After declaring anti-Muslim rhetoric off limits, perhaps Democrats can finally get back to work doing what they like best: spreading anti-wealth, tax inequality rhetoric. Unlike rhetoric against terrorism, tax inequality rhetoric has no limits. Isn’t summoning hatred toward America’s most well off just as prejudicial as profiling minorities?
The gloves were taken off earlier this year, thanks to renewed demands to steal with the estate tax.
Death is hard, but tax inequality rhetoric makes it worse
What happens after you die? No one knows for certain except for one thing. If you are judged too wealthy the tax man isn’t done with you just because you stop breathing.

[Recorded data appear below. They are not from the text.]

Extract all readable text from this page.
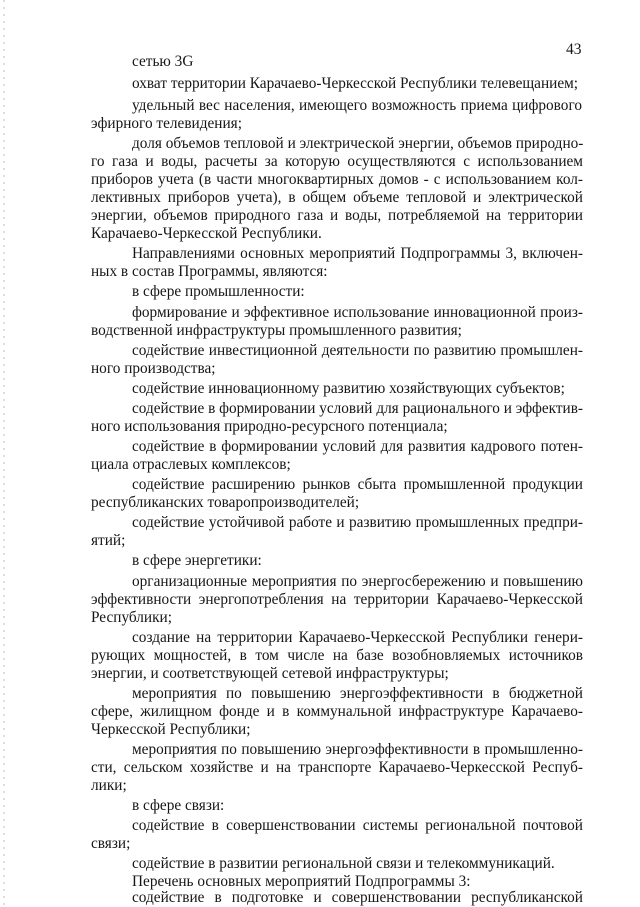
43
сетью 3G
охват территории Карачаево-Черкесской Республики телевещанием;
удельный вес населения, имеющего возможность приема цифрового
эфирного телевидения;
доля объемов тепловой и электрической энергии, объемов природно-
го газа и воды, расчеты за которую осуществляются с использованием
приборов учета (в части многоквартирных домов - с использованием кол-
лективных приборов учета), в общем объеме тепловой и электрической
энергии, объемов природного газа и воды, потребляемой на территории
Карачаево-Черкесской Республики.
Направлениями основных мероприятий Подпрограммы 3, включен-
ных в состав Программы, являются:
в сфере промышленности:
формирование и эффективное использование инновационной произ-
водственной инфраструктуры промышленного развития;
содействие инвестиционной деятельности по развитию промышлен-
ного производства;
содействие инновационному развитию хозяйствующих субъектов;
содействие в формировании условий для рационального и эффектив-
ного использования природно-ресурсного потенциала;
содействие в формировании условий для развития кадрового потен-
циала отраслевых комплексов;
содействие расширению рынков сбыта промышленной продукции
республиканских товаропроизводителей;
содействие устойчивой работе и развитию промышленных предпри-
ятий;
в сфере энергетики:
организационные мероприятия по энергосбережению и повышению
эффективности энергопотребления на территории Карачаево-Черкесской
Республики;
создание на территории Карачаево-Черкесской Республики генери-
рующих мощностей, в том числе на базе возобновляемых источников
энергии, и соответствующей сетевой инфраструктуры;
мероприятия по повышению энергоэффективности в бюджетной
сфере, жилищном фонде и в коммунальной инфраструктуре Карачаево-
Черкесской Республики;
мероприятия по повышению энергоэффективности в промышленно-
сти, сельском хозяйстве и на транспорте Карачаево-Черкесской Респуб-
лики;
в сфере связи:
содействие в совершенствовании системы региональной почтовой
связи;
содействие в развитии региональной связи и телекоммуникаций.
Перечень основных мероприятий Подпрограммы 3:
содействие в подготовке и совершенствовании республиканской
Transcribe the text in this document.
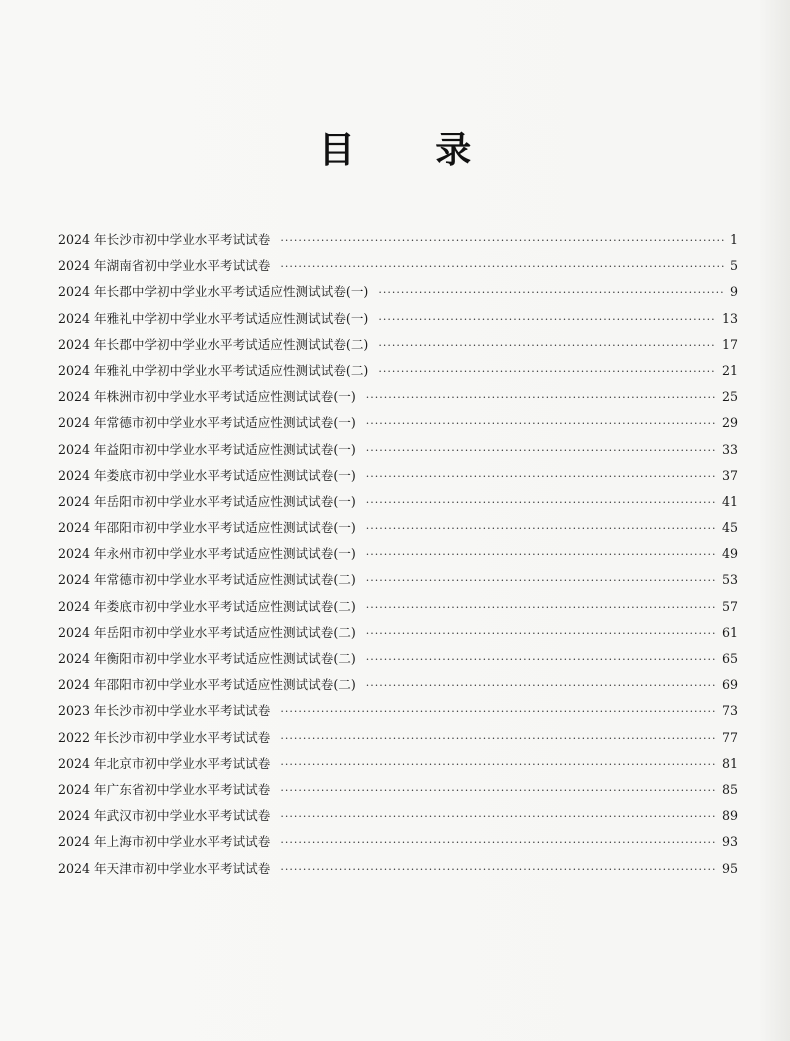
目 录
2024 年长沙市初中学业水平考试试卷 ·····	1
2024 年湖南省初中学业水平考试试卷 ·····	5
2024 年长郡中学初中学业水平考试适应性测试试卷(一) ·····	9
2024 年雅礼中学初中学业水平考试适应性测试试卷(一) ·····	13
2024 年长郡中学初中学业水平考试适应性测试试卷(二) ·····	17
2024 年雅礼中学初中学业水平考试适应性测试试卷(二) ·····	21
2024 年株洲市初中学业水平考试适应性测试试卷(一) ·····	25
2024 年常德市初中学业水平考试适应性测试试卷(一) ·····	29
2024 年益阳市初中学业水平考试适应性测试试卷(一) ·····	33
2024 年娄底市初中学业水平考试适应性测试试卷(一) ·····	37
2024 年岳阳市初中学业水平考试适应性测试试卷(一) ·····	41
2024 年邵阳市初中学业水平考试适应性测试试卷(一) ·····	45
2024 年永州市初中学业水平考试适应性测试试卷(一) ·····	49
2024 年常德市初中学业水平考试适应性测试试卷(二) ·····	53
2024 年娄底市初中学业水平考试适应性测试试卷(二) ·····	57
2024 年岳阳市初中学业水平考试适应性测试试卷(二) ·····	61
2024 年衡阳市初中学业水平考试适应性测试试卷(二) ·····	65
2024 年邵阳市初中学业水平考试适应性测试试卷(二) ·····	69
2023 年长沙市初中学业水平考试试卷 ·····	73
2022 年长沙市初中学业水平考试试卷 ·····	77
2024 年北京市初中学业水平考试试卷 ·····	81
2024 年广东省初中学业水平考试试卷 ·····	85
2024 年武汉市初中学业水平考试试卷 ·····	89
2024 年上海市初中学业水平考试试卷 ·····	93
2024 年天津市初中学业水平考试试卷 ·····	95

Democrats are more than willing to rub your family’s face in their pain by taking as much of what you left behind as they can get their hands on. It’s only a matter of when the opportunity presents to change the death tax ceiling.
Does the scam about Americans paying their fair share justify calling people lazy because they inherit money? This remark was made by Illinois Representative Jan Schakowsky, promoting her “Responsible Estate Tax Act:”
But if the Republicans had their way, you could inherit a lump sum of $1 billion and not pay a dime. That would pull an extra $269 billion out of federal investments in infrastructure, education, retirement security, and other priorities – and put it directly into the pockets of privileged couch potatoes.2
Bernie Sanders introduced his own version of the bill in the Senate on June 25, 2015 as part of his plan to grab more easy money by lowering the bar on estates from the current $5.4 million:
If we established a progressive estate tax on inherited wealth of more than $3.5 million, we could raise more than $300 billion over 10 years.3
Sanders has also suggested a “Robin Hood”4 tax on speculators, probably the closest we will come to Democratic honesty on the tax inequality issue. We know this isn’t about fairness or income inequality. It’s about paying for promises that year after year the party fails to deliver on because you can’t erase inequality by telling people to rely on the government. The best you can achieve is equality of mediocrity.
Is this about wealth and tax inequality, or prejudice?
The irony of a politician using morality to justify penalizing a minority Democrats seek to make vulnerable must have been lost on Sanders:
Our nation cannot survive morally or economically when so few have so much while so many have so little. We need a tax system which asks the billionaire class to pay its fair share of taxes and which reduces the obscene degree of wealth inequality in America,” Sanders said. 5
The anti-wealth hatred being promulgated by those in the public eye and the delusion that the Federal Government is entitled to your money after you die on moral grounds would be laughable if so many didn’t believe it. Not only should public officials know better, most would not hesitate to come to the defense of any other minority being targeted by the government.
Democrats introduced a House Resolution on December 17, 2015 condemning “anti-Muslim bigotry.” Rep. Marcy Kaptur (D-OH) argued that:
Anti-Muslim speeches and statements only serve to divide us and pit Americans against one another.6
Rep. Joe Crowley (D-NY), Vice Chair of the Democratic Caucus, remarked that
each and every one of us has a duty as an American to speak out against discrimination and intolerance.7
The only thing standing between Democrats in Congress taking action based on prejudicial, anti-wealth statements, discrimination, and intolerance is the partisan balance. If this type of concerted battle was waged against another group, the shrieks from liberal politicians would be deafening. In the case of the wealthy, it is a Democratic Party staple being reenergized for the next election.